Ma non nel senso che non sia importante, anzi, per me è
importantissima, ed è
questo il motivo per cui ho aspettato due mesi prima di farlo con
Emanuele. Ma
è normale per me che due persone che si amano hanno un
momento di intimità
profonda, tutto qui.
Entro
nel cancelletto
della villa, e salgo sopra. È stato ogni attimo di questo
momento, oltre al
motivo che ho scritto sopra, a spingermi a scrivere questo diario.

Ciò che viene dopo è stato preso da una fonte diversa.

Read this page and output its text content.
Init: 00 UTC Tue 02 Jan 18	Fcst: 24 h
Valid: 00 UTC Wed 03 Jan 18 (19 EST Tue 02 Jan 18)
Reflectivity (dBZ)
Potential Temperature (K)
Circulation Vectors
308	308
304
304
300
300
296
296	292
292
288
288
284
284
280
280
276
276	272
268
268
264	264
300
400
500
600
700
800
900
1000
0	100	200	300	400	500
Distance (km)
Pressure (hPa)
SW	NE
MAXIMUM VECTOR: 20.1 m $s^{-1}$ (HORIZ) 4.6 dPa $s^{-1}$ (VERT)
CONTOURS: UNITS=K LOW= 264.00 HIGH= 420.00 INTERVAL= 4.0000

E
giuro che
sarà l’unica cosa solo mia, dove potermi mettere a
nudo, e con me anche i miei
sentimenti. Dove potere essere vera e sincera, dove non nascondere
niente.
Ora
sono le 2 e dieci
minuti, e io sono più confusa che mai.
Buonanotte,
tua
Serena.
Alzo
gli occhi dal diario e
guardo la sveglia. È già l’una. Wow.
Chiudo il diario. Non è il caso di leggere
la seconda annotazione. Rimango con il diario chiuso tra le mani. Sono
sbigottita, Serena era stata con Marco e ripensava a lui mentre stava
con
Emanuele. Wow. Che storia…la mia vita non era
così appassionante…volevo
continuare a leggere. Per la prima volta in vita mia avevo voglia di
leggere,
forse perché era una storia vera, potevo notare le
sensazioni mentre leggevo,
sentivo le stesse emozioni di Serena, e mi piaceva, mi sentivo bene,
lontana da
le emozioni piatte della mia vita. Mi alzo, metto il diario nella
cassaforte e
chiudo. È il mio piccolo tesoro, la mia piccola fuga da
“Rossella-vita piatta e
no appassionante”. Mi rimetto nel letto. Il mio pensiero
è al diario e alla mia
voglia di continuare a leggere, ma piano piano mi addormento.